The Code of Practice is clear that records must be kept of meetings with personal tutees.  Keeping records is important for a number reasons:

  • Enables you to monitor your tutees’ attendance;
  • Creates a record of agreed actions and subsequent follow-up;
  • Allows you to identify trends in behaviour that may only become apparent over time;
  • Provides continuity if the tutor changes
  • Assists in reviewing the personal tutoring system across your Department.

How to record meetings?

The senior tutor in your Department will be able to tell you about the system in your Department for logging meetings, and enabling the frequency of these to be monitored. The University has a default web-based form for record-keeping, if you do not operate your own system. The form is available for your Department to request from the LLI.

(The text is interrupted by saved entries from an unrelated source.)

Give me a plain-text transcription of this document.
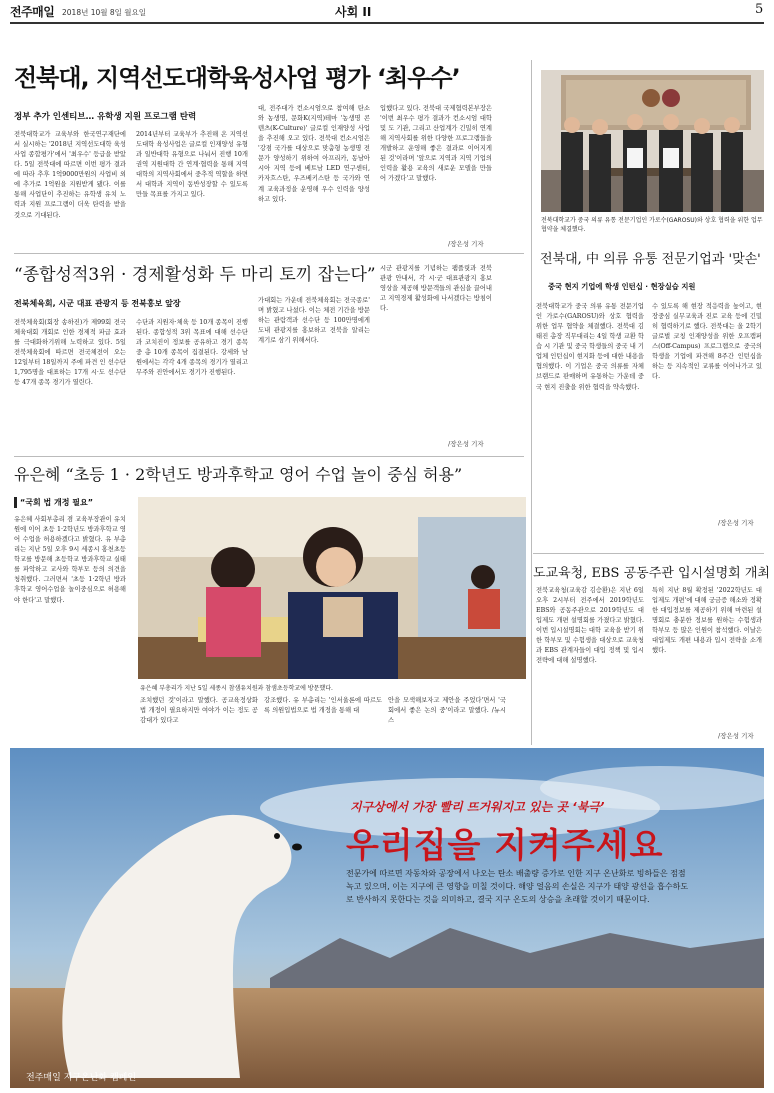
전주매일 2018년 10월 8일 월요일	사회 II	5
전북대, 지역선도대학육성사업 평가 ‘최우수’
정부 추가 인센티브… 유학생 지원 프로그램 탄력
전북대학교가 교육부와 한국연구재단에서 실시하는 '2018년 지역선도대학 육성사업 종합평가'에서 '최우수' 등급을 받았다. 5일 전북대에 따르면 이번 평가 결과에 따라 추후 1억9000만원의 사업비 외에 추가로 1억원을 지원받게 됐다. 이를 통해 사업단이 추진하는 유학생 유치 노력과 지원 프로그램이 더욱 탄력을 받을 것으로 기대된다.
2014년부터 교육부가 추진해 온 지역선도대학 육성사업은 글로컬 인재양성 유형과 일반대학 유형으로 나눠서 진행 10개 권역 지원대학 간 연계·협력을 통해 지역대학의 지역사회에서 중추적 역할을 하면서 대학과 지역이 동반성장할 수 있도록 만들 목표를 가지고 있다.
대, 전주대가 컨소시엄으로 참여해 탄소와 농생명, 문화K(지역)테마 '농생명 콘텐츠(K-Culture)' 글로컬 인재양성 사업을 추진해 오고 있다. 전북대 컨소시엄은 '강점 국가를 대상으로 맞춤형 농생명 전문가 양성하기 위하여 아프리카, 동남아시아 지역 등에 베트남 LED 연구센터, 카자흐스탄, 우즈베키스탄 등 국가와 연계 교육과정을 운영해 우수 인력을 양성하고 있다.
입했다고 있다. 전북대 국제협력본부장은 '이번 최우수 평가 결과가 컨소시엄 대학 및 도 기관, 그리고 산업계가 긴밀히 연계해 지역사회를 위한 다양한 프로그램들을 개발하고 운영해 좋은 결과로 이어지게 된 것'이라며 '앞으로 지역과 지역 기업의 인력을 활용 교육의 새로운 모델을 만들어 가겠다'고 말했다.
/장은성 기자
전북대학교가 중국 의류 유통 전문기업인 가로수(GAROSU)와 상호 협력을 위한 업무 협약을 체결했다.
전북대, 中 의류 유통 전문기업과 '맞손'
중국 현지 기업에 학생 인턴십 · 현장실습 지원
전북대학교가 중국 의류 유통 전문기업인 가로수(GAROSU)와 상호 협력을 위한 업무 협약을 체결했다. 전북대 김태진 총장 직무대리는 4일 학생 교환 학습 시 기관 및 중국 학생들의 중국 내 기업체 인턴십이 현지화 등에 대한 내용을 협의했다. 이 기업은 중국 의류를 자체 브랜드로 판매하며 유통하는 가운데 중국 현지 진출을 위한 협력을 약속했다.
수 있도록 해 현장 적응력을 높이고, 현장중심 실무교육과 진로 교육 등에 긴밀히 협력하기로 했다. 전북대는 올 2학기 글로벌 코칭 인재양성을 위한 오프캠퍼스(Off-Campus) 프로그램으로 중국의 학생을 기업에 파견해 8주간 인턴십을 하는 등 지속적인 교류를 이어나가고 있다.
/장은성 기자
“종합성적3위 · 경제활성화 두 마리 토끼 잡는다”
전북체육회, 시군 대표 관광지 등 전북홍보 앞장
전북체육회(회장 송하진)가 제99회 전국체육대회 개회로 인한 경제적 파급 효과를 극대화하기위해 노력하고 있다. 5일 전북체육회에 따르면 전국체전이 오는 12일부터 18일까지 주에 파견 인 선수단 1,795명을 대표하는 17개 시·도 선수단 등 47개 종목 경기가 열린다.
수단과 지원자·체육 등 10개 종목이 진행된다. 종합성적 3위 목표에 대해 선수단과 코치진이 정보를 공유하고 경기 종목 중 총 10개 종목이 집결된다. 강세와 남원에서는 각각 4개 종목의 경기가 열리고 무주와 진안에서도 경기가 진행된다.
가대회는 가운데 전북체육회는 전국종로' 며 밝혔고 나섰다. 이는 체전 기간을 방문하는 관람객과 선수단 등 100만명에게 도내 관광지를 홍보하고 전북을 알리는 계기로 삼기 위해서다.
시군 관광지를 기념하는 팸플릿과 전북 관광 안내서, 각 시·군 대표관광지 홍보 영상을 제공해 방문객들의 관심을 끌어내고 지역경제 활성화에 나서겠다는 방침이다.
/장은성 기자
유은혜 “초등 1 · 2학년도 방과후학교 영어 수업 놀이 중심 허용”
“국회 법 개정 필요”
유은혜 사회부총리 겸 교육부장관이 유치원에 이어 초등 1·2학년도 방과후학교 영어 수업을 허용하겠다고 밝혔다. 유 부총리는 지난 5일 오후 9시 세종시 홍천초등학교를 방문해 초등학교 방과후학교 실태를 파악하고 교사와 학부모 등의 의견을 청취했다. 그러면서 '초등 1·2학년 방과후학교 영어수업을 놀이중심으로 허용해야 한다'고 말했다.
유은혜 부총리가 지난 5일 세종시 참샘유치원과 참샘초등학교에 방문했다.
조치했던 것'이라고 말했다. 공교육정상화법 개정이 필요하지만 여야가 이는 정도 공감대가 있다고
강조했다. 유 부총리는 '인서울론에 따르도록 의원입법으로 법 개정을 통해 대
안을 모색해보자고 제안을 주었다'면서 '국회에서 좋은 논의 중'이라고 말했다. /뉴시스
도교육청, EBS 공동주관 입시설명회 개최
전북교육청(교육감 김승환)은 지난 6일 오후 2시부터 전주에서 2019학년도 EBS와 공동주관으로 2019학년도 대입제도 개편 설명회를 가졌다고 밝혔다. 이번 입시설명회는 대학 교육을 받기 위한 학부모 및 수험생을 대상으로 교육청과 EBS 관계자들이 대입 정책 및 입시 전략에 대해 설명했다.
특히 지난 8월 확정된 '2022학년도 대입제도 개편'에 대해 궁금증 해소와 정확한 대입정보를 제공하기 위해 마련된 설명회로 충분한 정보를 원하는 수험생과 학부모 등 많은 인원이 참석했다. 이날은 대입제도 개편 내용과 입시 전략을 소개했다.
/장은성 기자
지구상에서 가장 빨리 뜨거워지고 있는 곳 ‘북극’
우리집을 지켜주세요
전문가에 따르면 자동차와 공장에서 나오는 탄소 배출량 증가로 인한 지구 온난화로 빙하들은 점점
녹고 있으며, 이는 지구에 큰 영향을 미칠 것이다. 해양 얼음의 손실은 지구가 태양 광선을 흡수하도
로 반사하지 못한다는 것을 의미하고, 결국 지구 온도의 상승을 초래할 것이기 때문이다.
전주매일 지구온난화 캠페인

⩔ A preview can be seen here:

The Univeristy of Leicester Personal Tutoring Meeting Record Plone Form
The Univeristy of Leicester Personal Tutoring Meeting Record Plone Form

What to record?

File notes on students should consist of clear and concise factual information. When it is necessary to record an opinion, for example to record a tutor’s growing concerns about a student in the absence of any factual information at that point, then the notes should make clear that what is written is opinion and not fact.”

Neville, 2007

As Neville (2007) states, it is best to keep the record factual. Keep the focus on topic and any action points rather than the detail of the conversation. The web-based form sends an email to you and to the student. It is good practice to ask the student to confirm the contents of the record and to add any comments of their own in an email response to you.

Note that students have the right to request to see any recorded information about their person, which should be kept in mind when making any written recordings about the student.